When it comes to school work, my idea of reading closely is skimming, but I don’t think that is what is considered “traditional” style of close reading, so being the teenager of the twenty-first century that I am, I turned to google to help construct what most people would deem an appropriate definition of close reading. Learning A-Z states that close reading requires students to get completely involved in the text and take note of the diction the author uses; based off that definition, it is clear that neither me nor investigation 2 are very traditional, but stead lie on opposite ends of the reading spectrum.
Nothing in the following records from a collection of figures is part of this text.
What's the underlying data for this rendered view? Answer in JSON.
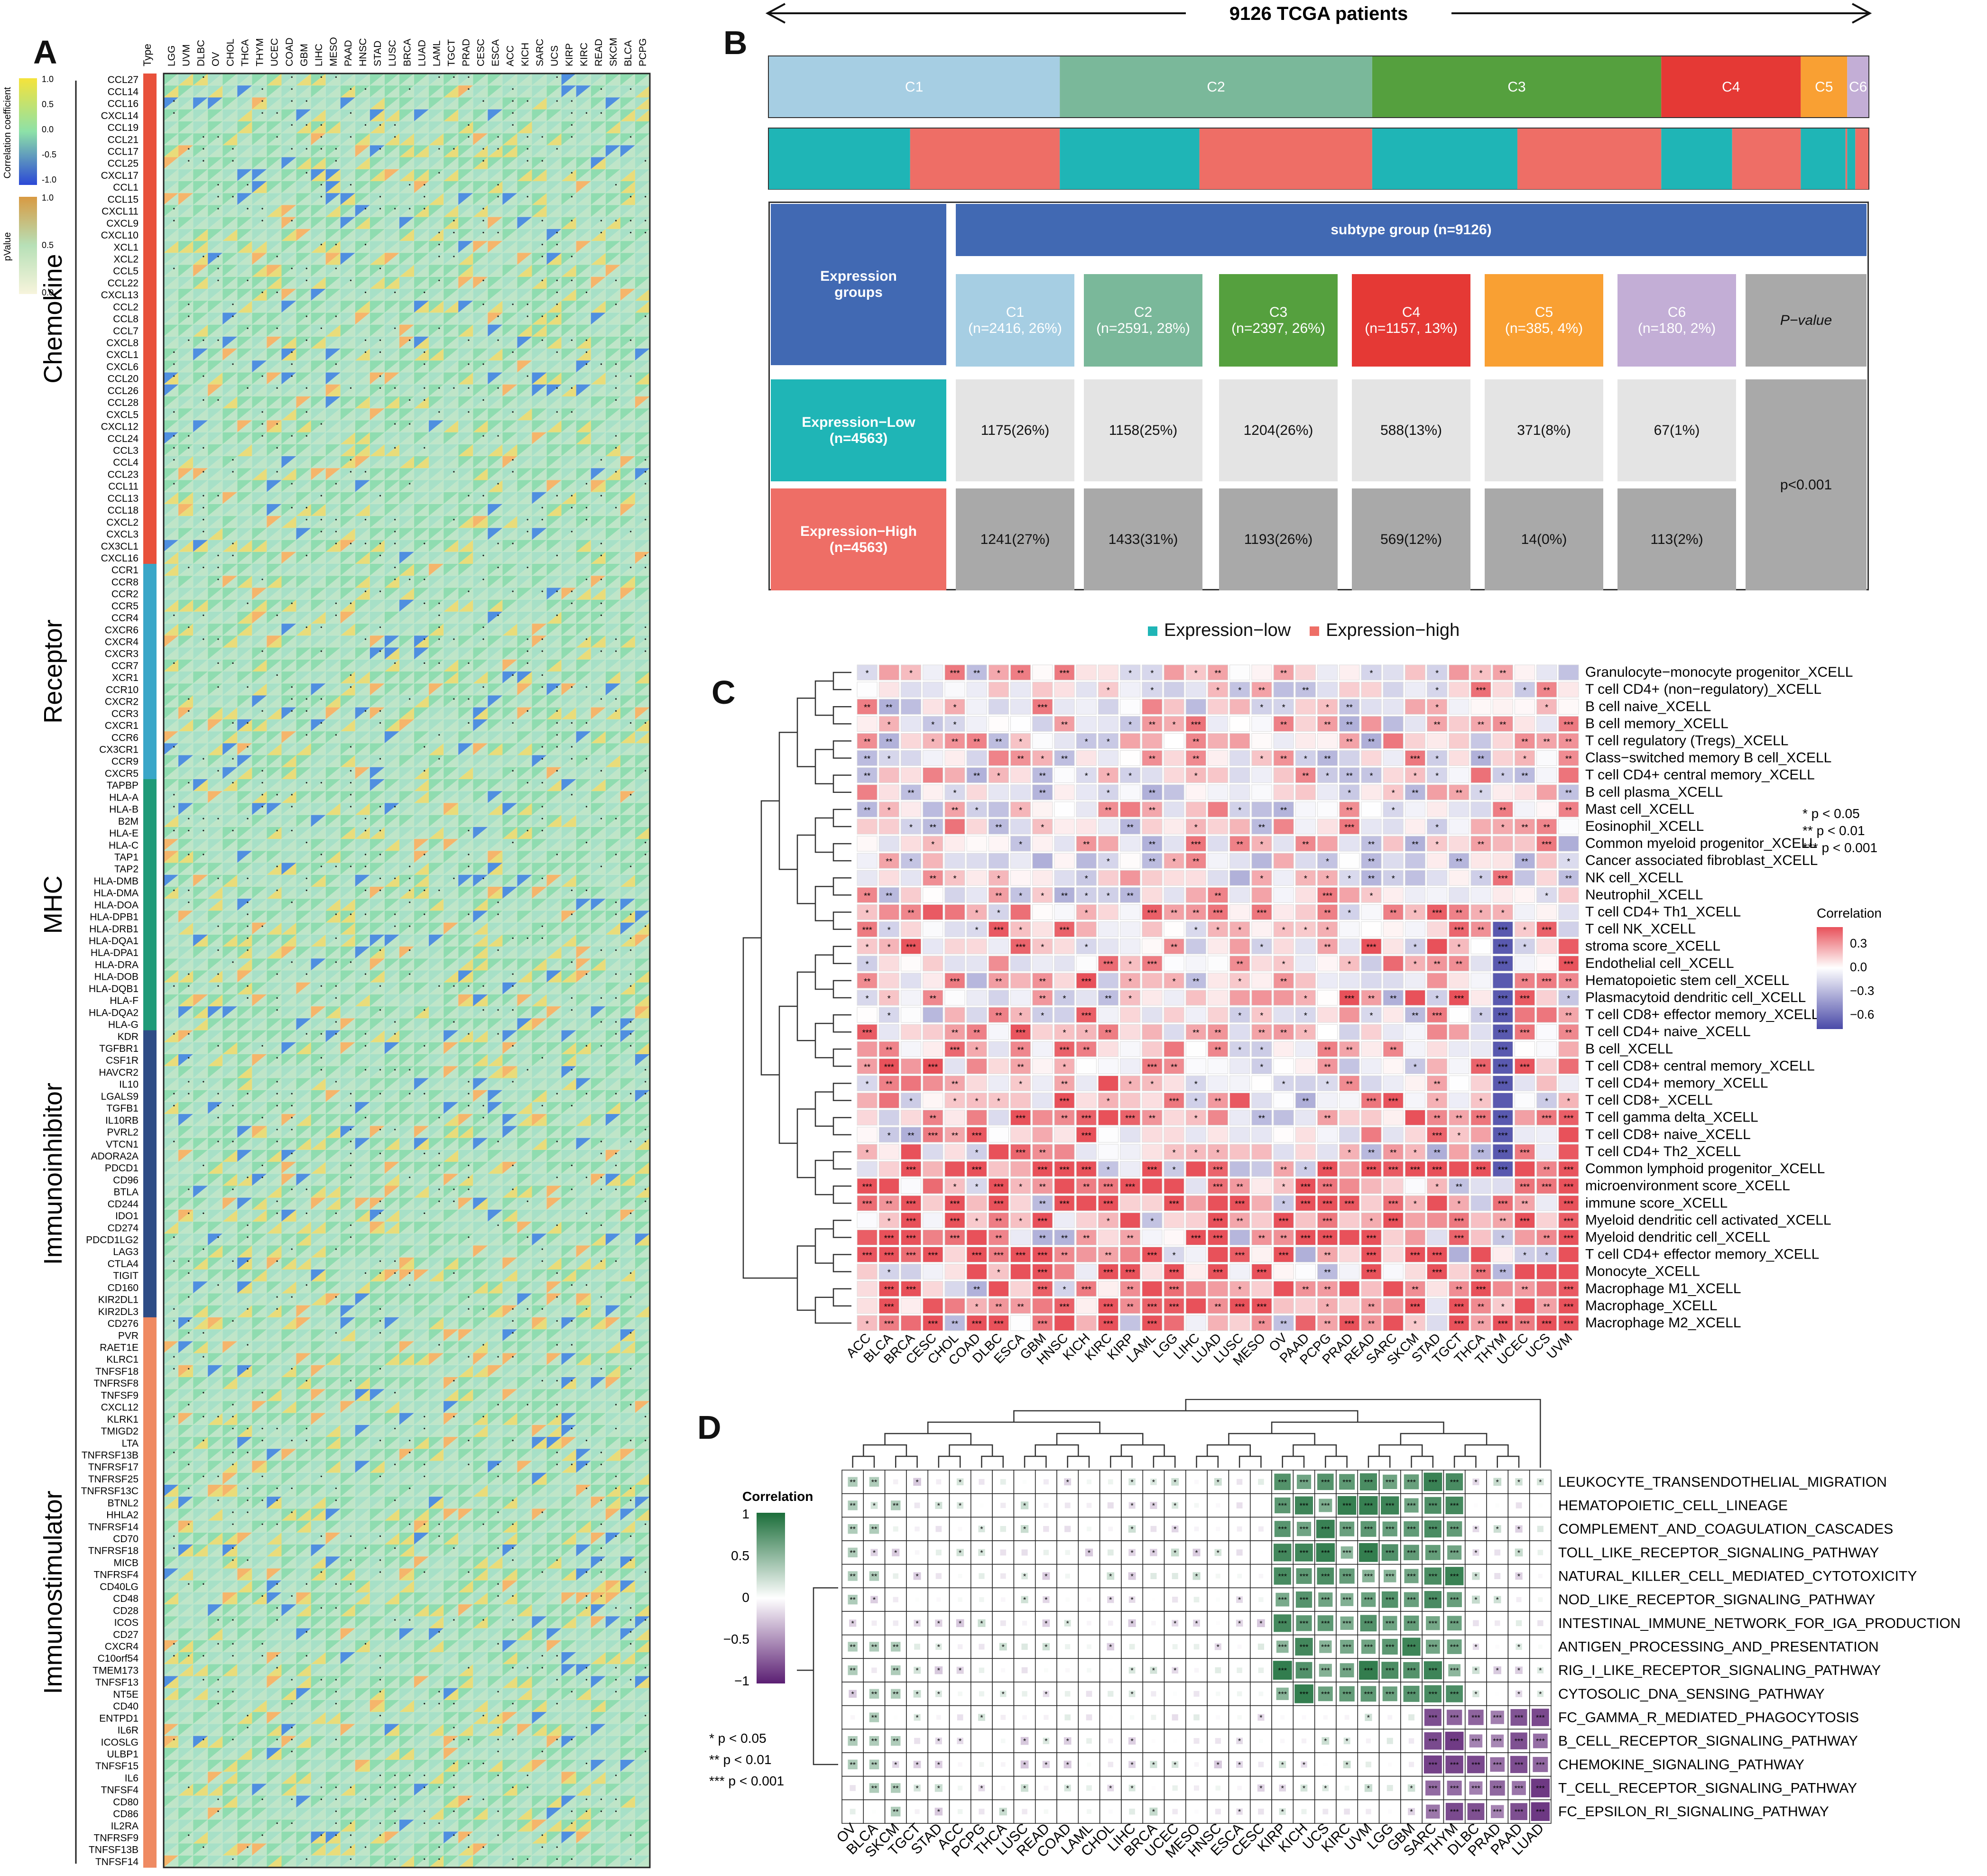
{
  "panels": {
    "a": "A",
    "b": "B",
    "c": "C",
    "d": "D"
  },
  "chart_data": [
    {
      "type": "heatmap",
      "panel": "A",
      "column_header": "Type",
      "columns": [
        "LGG",
        "UVM",
        "DLBC",
        "OV",
        "CHOL",
        "THCA",
        "THYM",
        "UCEC",
        "COAD",
        "GBM",
        "LIHC",
        "MESO",
        "PAAD",
        "HNSC",
        "STAD",
        "LUSC",
        "BRCA",
        "LUAD",
        "LAML",
        "TGCT",
        "PRAD",
        "CESC",
        "ESCA",
        "ACC",
        "KICH",
        "SARC",
        "UCS",
        "KIRP",
        "KIRC",
        "READ",
        "SKCM",
        "BLCA",
        "PCPG"
      ],
      "legend_correlation": {
        "title": "Correlation coefficient",
        "ticks": [
          "1.0",
          "0.5",
          "0.0",
          "-0.5",
          "-1.0"
        ]
      },
      "legend_pvalue": {
        "title": "pValue",
        "ticks": [
          "1.0",
          "0.5",
          "0.0"
        ]
      },
      "groups": [
        {
          "name": "Chemokine",
          "color": "#e8513b",
          "rows": [
            "CCL27",
            "CCL14",
            "CCL16",
            "CXCL14",
            "CCL19",
            "CCL21",
            "CCL17",
            "CCL25",
            "CXCL17",
            "CCL1",
            "CCL15",
            "CXCL11",
            "CXCL9",
            "CXCL10",
            "XCL1",
            "XCL2",
            "CCL5",
            "CCL22",
            "CXCL13",
            "CCL2",
            "CCL8",
            "CCL7",
            "CXCL8",
            "CXCL1",
            "CXCL6",
            "CCL20",
            "CCL26",
            "CCL28",
            "CXCL5",
            "CXCL12",
            "CCL24",
            "CCL3",
            "CCL4",
            "CCL23",
            "CCL11",
            "CCL13",
            "CCL18",
            "CXCL2",
            "CXCL3",
            "CX3CL1",
            "CXCL16"
          ]
        },
        {
          "name": "Receptor",
          "color": "#3aa6c8",
          "rows": [
            "CCR1",
            "CCR8",
            "CCR2",
            "CCR5",
            "CCR4",
            "CXCR6",
            "CXCR4",
            "CXCR3",
            "CCR7",
            "XCR1",
            "CCR10",
            "CXCR2",
            "CCR3",
            "CXCR1",
            "CCR6",
            "CX3CR1",
            "CCR9",
            "CXCR5"
          ]
        },
        {
          "name": "MHC",
          "color": "#1f9a78",
          "rows": [
            "TAPBP",
            "HLA-A",
            "HLA-B",
            "B2M",
            "HLA-E",
            "HLA-C",
            "TAP1",
            "TAP2",
            "HLA-DMB",
            "HLA-DMA",
            "HLA-DOA",
            "HLA-DPB1",
            "HLA-DRB1",
            "HLA-DQA1",
            "HLA-DPA1",
            "HLA-DRA",
            "HLA-DOB",
            "HLA-DQB1",
            "HLA-F",
            "HLA-DQA2",
            "HLA-G"
          ]
        },
        {
          "name": "Immunoinhibitor",
          "color": "#2e4c86",
          "rows": [
            "KDR",
            "TGFBR1",
            "CSF1R",
            "HAVCR2",
            "IL10",
            "LGALS9",
            "TGFB1",
            "IL10RB",
            "PVRL2",
            "VTCN1",
            "ADORA2A",
            "PDCD1",
            "CD96",
            "BTLA",
            "CD244",
            "IDO1",
            "CD274",
            "PDCD1LG2",
            "LAG3",
            "CTLA4",
            "TIGIT",
            "CD160",
            "KIR2DL1",
            "KIR2DL3"
          ]
        },
        {
          "name": "Immunostimulator",
          "color": "#ef8a62",
          "rows": [
            "CD276",
            "PVR",
            "RAET1E",
            "KLRC1",
            "TNFSF18",
            "TNFRSF8",
            "TNFSF9",
            "CXCL12",
            "KLRK1",
            "TMIGD2",
            "LTA",
            "TNFRSF13B",
            "TNFRSF17",
            "TNFRSF25",
            "TNFRSF13C",
            "BTNL2",
            "HHLA2",
            "TNFRSF14",
            "CD70",
            "TNFRSF18",
            "MICB",
            "TNFRSF4",
            "CD40LG",
            "CD48",
            "CD28",
            "ICOS",
            "CD27",
            "CXCR4",
            "C10orf54",
            "TMEM173",
            "TNFSF13",
            "NT5E",
            "CD40",
            "ENTPD1",
            "IL6R",
            "ICOSLG",
            "ULBP1",
            "TNFSF15",
            "IL6",
            "TNFSF4",
            "CD80",
            "CD86",
            "IL2RA",
            "TNFRSF9",
            "TNFSF13B",
            "TNFSF14"
          ]
        }
      ]
    },
    {
      "type": "table",
      "panel": "B",
      "header_arrow": "9126 TCGA patients",
      "clusters": [
        {
          "label": "C1",
          "color": "#a6cee3",
          "share": 2416
        },
        {
          "label": "C2",
          "color": "#7ab89a",
          "share": 2591
        },
        {
          "label": "C3",
          "color": "#55a03e",
          "share": 2397
        },
        {
          "label": "C4",
          "color": "#e53935",
          "share": 1157
        },
        {
          "label": "C5",
          "color": "#f9a033",
          "share": 385
        },
        {
          "label": "C6",
          "color": "#c3aed6",
          "share": 180
        }
      ],
      "expression_colors": {
        "low": "#1fb5b6",
        "high": "#ee6e66"
      },
      "expression_strip": [
        {
          "level": "low",
          "share": 1175
        },
        {
          "level": "high",
          "share": 1241
        },
        {
          "level": "low",
          "share": 1158
        },
        {
          "level": "high",
          "share": 1433
        },
        {
          "level": "low",
          "share": 1204
        },
        {
          "level": "high",
          "share": 1193
        },
        {
          "level": "low",
          "share": 588
        },
        {
          "level": "high",
          "share": 569
        },
        {
          "level": "low",
          "share": 371
        },
        {
          "level": "high",
          "share": 14
        },
        {
          "level": "low",
          "share": 67
        },
        {
          "level": "high",
          "share": 113
        }
      ],
      "table": {
        "corner": "Expression\ngroups",
        "group_header": "subtype group (n=9126)",
        "columns": [
          "C1\n(n=2416, 26%)",
          "C2\n(n=2591, 28%)",
          "C3\n(n=2397, 26%)",
          "C4\n(n=1157, 13%)",
          "C5\n(n=385, 4%)",
          "C6\n(n=180, 2%)"
        ],
        "pvalue_header": "P−value",
        "rows": [
          {
            "label": "Expression−Low\n(n=4563)",
            "values": [
              "1175(26%)",
              "1158(25%)",
              "1204(26%)",
              "588(13%)",
              "371(8%)",
              "67(1%)"
            ]
          },
          {
            "label": "Expression−High\n(n=4563)",
            "values": [
              "1241(27%)",
              "1433(31%)",
              "1193(26%)",
              "569(12%)",
              "14(0%)",
              "113(2%)"
            ]
          }
        ],
        "pvalue": "p<0.001"
      },
      "legend": [
        "Expression−low",
        "Expression−high"
      ]
    },
    {
      "type": "heatmap",
      "panel": "C",
      "columns": [
        "ACC",
        "BLCA",
        "BRCA",
        "CESC",
        "CHOL",
        "COAD",
        "DLBC",
        "ESCA",
        "GBM",
        "HNSC",
        "KICH",
        "KIRC",
        "KIRP",
        "LAML",
        "LGG",
        "LIHC",
        "LUAD",
        "LUSC",
        "MESO",
        "OV",
        "PAAD",
        "PCPG",
        "PRAD",
        "READ",
        "SARC",
        "SKCM",
        "STAD",
        "TGCT",
        "THCA",
        "THYM",
        "UCEC",
        "UCS",
        "UVM"
      ],
      "rows": [
        "Granulocyte−monocyte progenitor_XCELL",
        "T cell CD4+ (non−regulatory)_XCELL",
        "B cell naive_XCELL",
        "B cell memory_XCELL",
        "T cell regulatory (Tregs)_XCELL",
        "Class−switched memory B cell_XCELL",
        "T cell CD4+ central memory_XCELL",
        "B cell plasma_XCELL",
        "Mast cell_XCELL",
        "Eosinophil_XCELL",
        "Common myeloid progenitor_XCELL",
        "Cancer associated fibroblast_XCELL",
        "NK cell_XCELL",
        "Neutrophil_XCELL",
        "T cell CD4+ Th1_XCELL",
        "T cell NK_XCELL",
        "stroma score_XCELL",
        "Endothelial cell_XCELL",
        "Hematopoietic stem cell_XCELL",
        "Plasmacytoid dendritic cell_XCELL",
        "T cell CD8+ effector memory_XCELL",
        "T cell CD4+ naive_XCELL",
        "B cell_XCELL",
        "T cell CD8+ central memory_XCELL",
        "T cell CD4+ memory_XCELL",
        "T cell CD8+_XCELL",
        "T cell gamma delta_XCELL",
        "T cell CD8+ naive_XCELL",
        "T cell CD4+ Th2_XCELL",
        "Common lymphoid progenitor_XCELL",
        "microenvironment score_XCELL",
        "immune score_XCELL",
        "Myeloid dendritic cell activated_XCELL",
        "Myeloid dendritic cell_XCELL",
        "T cell CD4+ effector memory_XCELL",
        "Monocyte_XCELL",
        "Macrophage M1_XCELL",
        "Macrophage_XCELL",
        "Macrophage M2_XCELL"
      ],
      "significance": [
        "*  p < 0.05",
        "**  p < 0.01",
        "*** p < 0.001"
      ],
      "legend": {
        "title": "Correlation",
        "ticks": [
          "0.3",
          "0.0",
          "−0.3",
          "−0.6"
        ],
        "range": [
          -0.6,
          0.4
        ]
      }
    },
    {
      "type": "heatmap",
      "panel": "D",
      "columns": [
        "OV",
        "BLCA",
        "SKCM",
        "TGCT",
        "STAD",
        "ACC",
        "PCPG",
        "THCA",
        "LUSC",
        "READ",
        "COAD",
        "LAML",
        "CHOL",
        "LIHC",
        "BRCA",
        "UCEC",
        "MESO",
        "HNSC",
        "ESCA",
        "CESC",
        "KIRP",
        "KICH",
        "UCS",
        "KIRC",
        "UVM",
        "LGG",
        "GBM",
        "SARC",
        "THYM",
        "DLBC",
        "PRAD",
        "PAAD",
        "LUAD"
      ],
      "rows": [
        "LEUKOCYTE_TRANSENDOTHELIAL_MIGRATION",
        "HEMATOPOIETIC_CELL_LINEAGE",
        "COMPLEMENT_AND_COAGULATION_CASCADES",
        "TOLL_LIKE_RECEPTOR_SIGNALING_PATHWAY",
        "NATURAL_KILLER_CELL_MEDIATED_CYTOTOXICITY",
        "NOD_LIKE_RECEPTOR_SIGNALING_PATHWAY",
        "INTESTINAL_IMMUNE_NETWORK_FOR_IGA_PRODUCTION",
        "ANTIGEN_PROCESSING_AND_PRESENTATION",
        "RIG_I_LIKE_RECEPTOR_SIGNALING_PATHWAY",
        "CYTOSOLIC_DNA_SENSING_PATHWAY",
        "FC_GAMMA_R_MEDIATED_PHAGOCYTOSIS",
        "B_CELL_RECEPTOR_SIGNALING_PATHWAY",
        "CHEMOKINE_SIGNALING_PATHWAY",
        "T_CELL_RECEPTOR_SIGNALING_PATHWAY",
        "FC_EPSILON_RI_SIGNALING_PATHWAY"
      ],
      "significance": [
        "*  p < 0.05",
        "**  p < 0.01",
        "*** p < 0.001"
      ],
      "legend": {
        "title": "Correlation",
        "ticks": [
          "1",
          "0.5",
          "0",
          "−0.5",
          "−1"
        ],
        "range": [
          -1,
          1
        ]
      }
    }
  ]
}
Though the investigation calls us to become absorbed into the text, we are not asked to observe all of the diction used such is the situation in a traditional setting, but instead just one specific word, which I suppose could be considered a close reading on steroids, but it seems similar to doing a puzzle backwards. Instead of using copious amounts of words to make a big picture, we are using the big picture to focus on a specific word and seeing if and how the meaning changes throughout the text. It is very similar to the in-class activity we did where we split into five different groups and analyzed five different words that continuously arouse in the text and evaluated if it changed, if there were certain words associated with it, etc., so aka a fifteen minute version of investigation two where we were able to dip our toes into that form of analysis. By using this super-obsessive method (similar to the way Spongebob and Patrick are looking at the map at the beginning of this blog)  of examining literature, it is a magnification of what the reader has already magnetized; making our argument very specific, but because it is about honing in on one word, the investigator can easily find every instance in which the word is used, and BAM! There are dozens of pieces of evidence in which the argument can be supported with.

Overall this is a very definite method of looking at literature, but it will allow us as scholars to dig deeper into the meanings of words, and how their connotation affects the text as a whole. Though traditional style grants us the same ability to analyze text, it is done so in a different manner, whereas the close-r reading style allows us to “cut corners” in a way, and become very specific very quickly in  what I want to argue. Though “intense” is continuously used to describe this style of close reading, I believe it only takes a different style of thinking.